SBI FXトレードのスワップカレンダーの日付は、他社の表とそのまま並べてよいですか?

当サイトの記録では、SBI FXトレードの公表日付はロールオーバー日(翌営業日)にあたるため、前営業日の取引日に変換したうえで他社と並べています。変換せずに同じ日付の行同士を突き合わせると、1営業日ずれた値を比べることになります。公表日付が取引日をそのまま指す会社もあるため、比べる前にどちらの基準かを確認してください。

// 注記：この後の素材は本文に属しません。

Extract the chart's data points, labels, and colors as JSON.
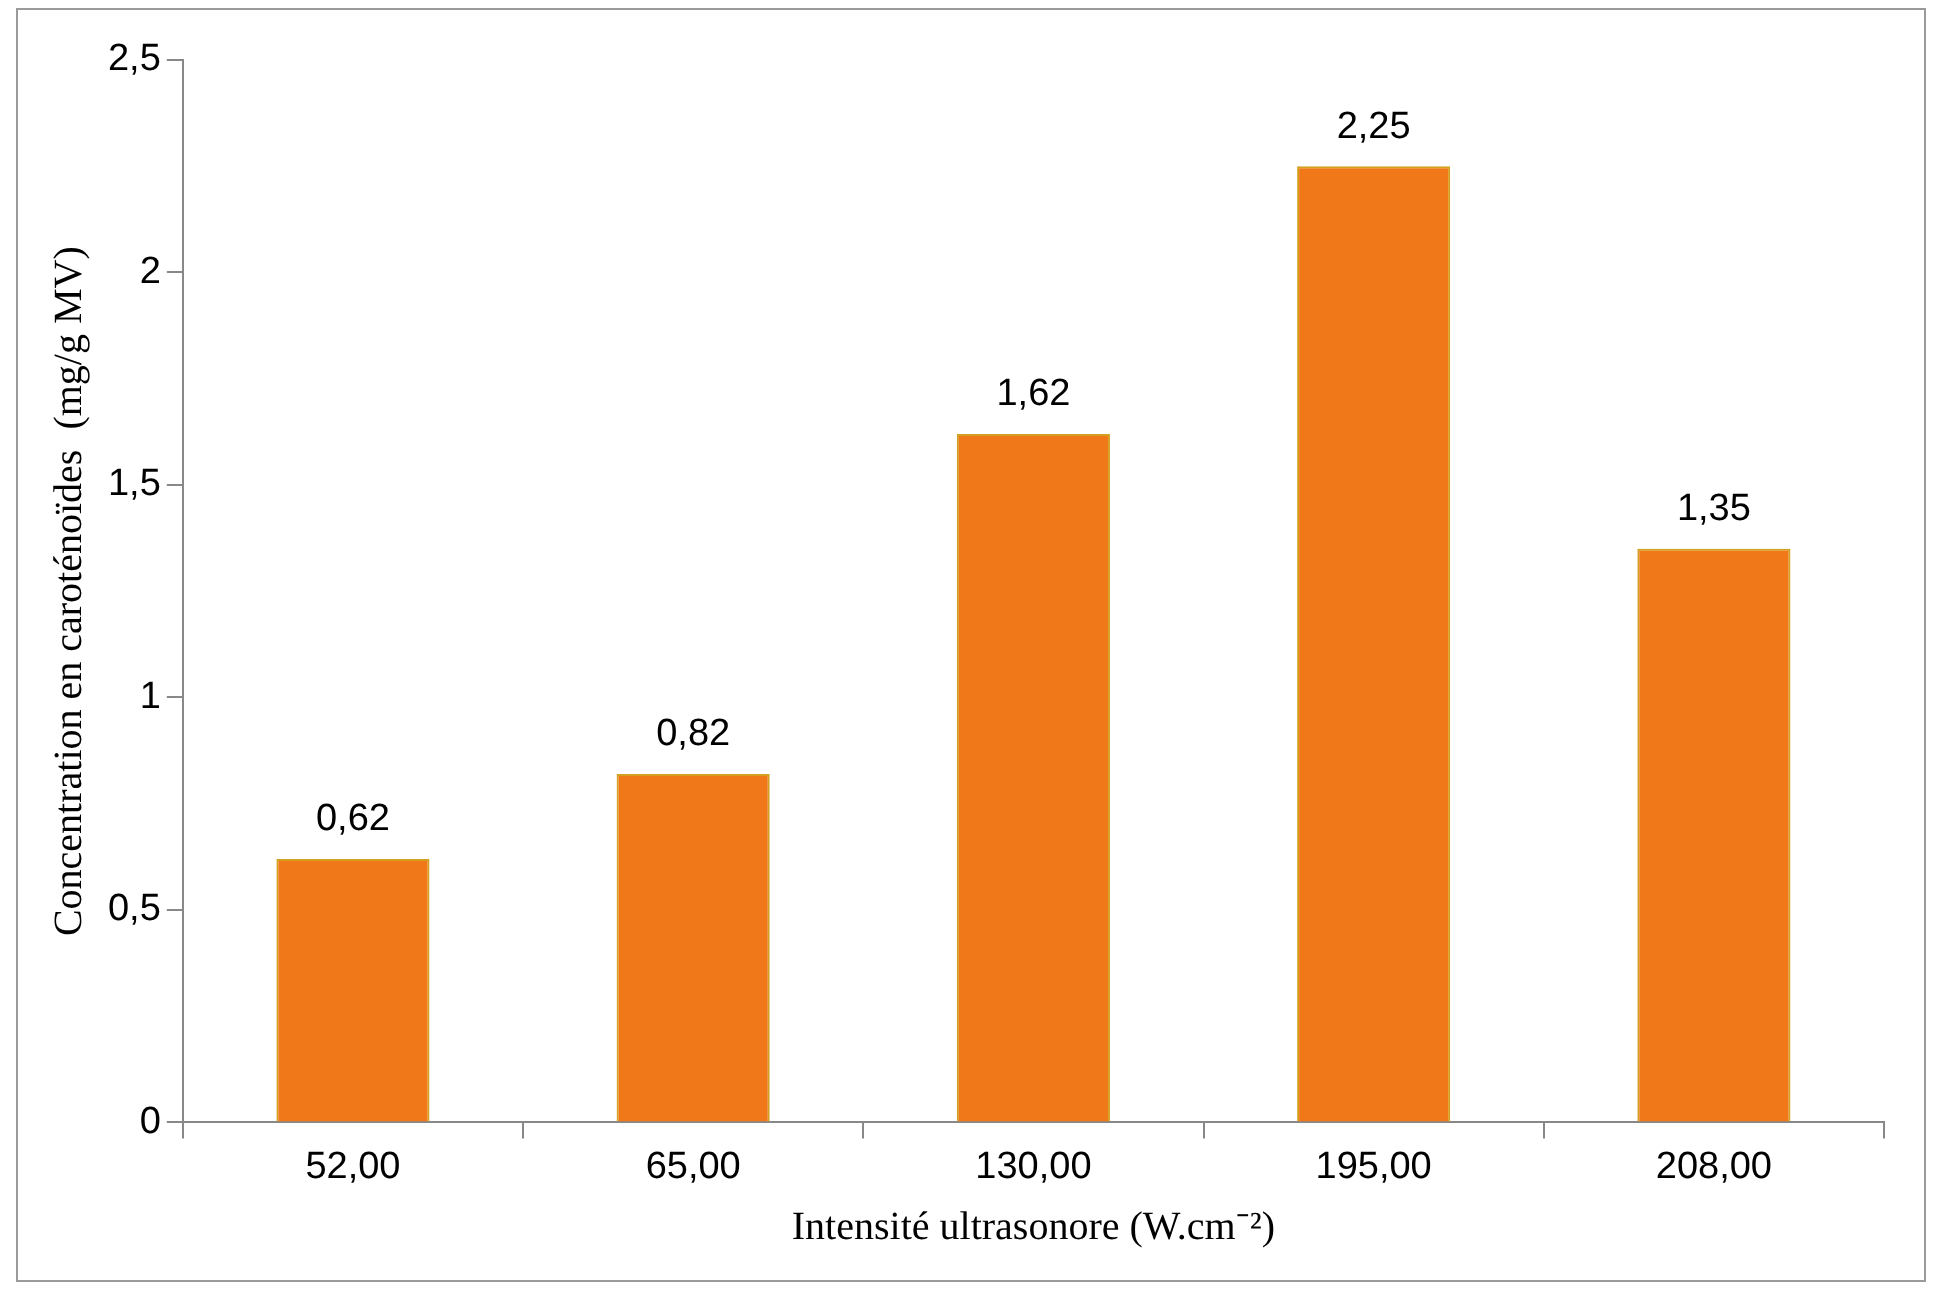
{
  "chart_data": {
    "type": "bar",
    "xlabel": "Intensité ultrasonore (W.cm⁻²)",
    "ylabel": "Concentration en caroténoïdes  (mg/g MV)",
    "categories": [
      "52,00",
      "65,00",
      "130,00",
      "195,00",
      "208,00"
    ],
    "values": [
      0.62,
      0.82,
      1.62,
      2.25,
      1.35
    ],
    "value_labels": [
      "0,62",
      "0,82",
      "1,62",
      "2,25",
      "1,35"
    ],
    "color": "#f07818",
    "ylim": [
      0,
      2.5
    ],
    "yticks": [
      0,
      {
        "value": 0.5,
        "label": "0,5"
      },
      1,
      {
        "value": 1.5,
        "label": "1,5"
      },
      2,
      {
        "value": 2.5,
        "label": "2,5"
      }
    ],
    "grid": false,
    "legend": false
  }
}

買いと売りを足すとキリのいい数字になるのは、何を意味しますか?

当サイトが公表しているのは各社の公表値の実測記録であり、社内での決め方は公表されていないため理由は断定できません。記録として言えるのは、集計期間の実測では受け取りと支払いの差が少数のキリのよい値に分かれていた、という事実です。同じペアを1社の中で買いと売りの両方で持った場合、この差のぶんだけ毎日の負担が残ることになります(実際の損益にはスプレッド等の取引コストが別に生じます)。

当サイトに他社の数字が無いペアは、比較できないということですか?

そのとおりです。当サイトの実質エッジは買い側と売り側を別の会社に置いたときの差なので、片方の会社の数字しか無いペアは組み合わせを作れません。数字自体はデータページに掲載していますが、順位や実質エッジの対象からは外れます。当サイトが数字を持っていないことと、他社がそのペアを扱っていないことは別である点にもご注意ください(当サイトの収集対象はFX10社です)。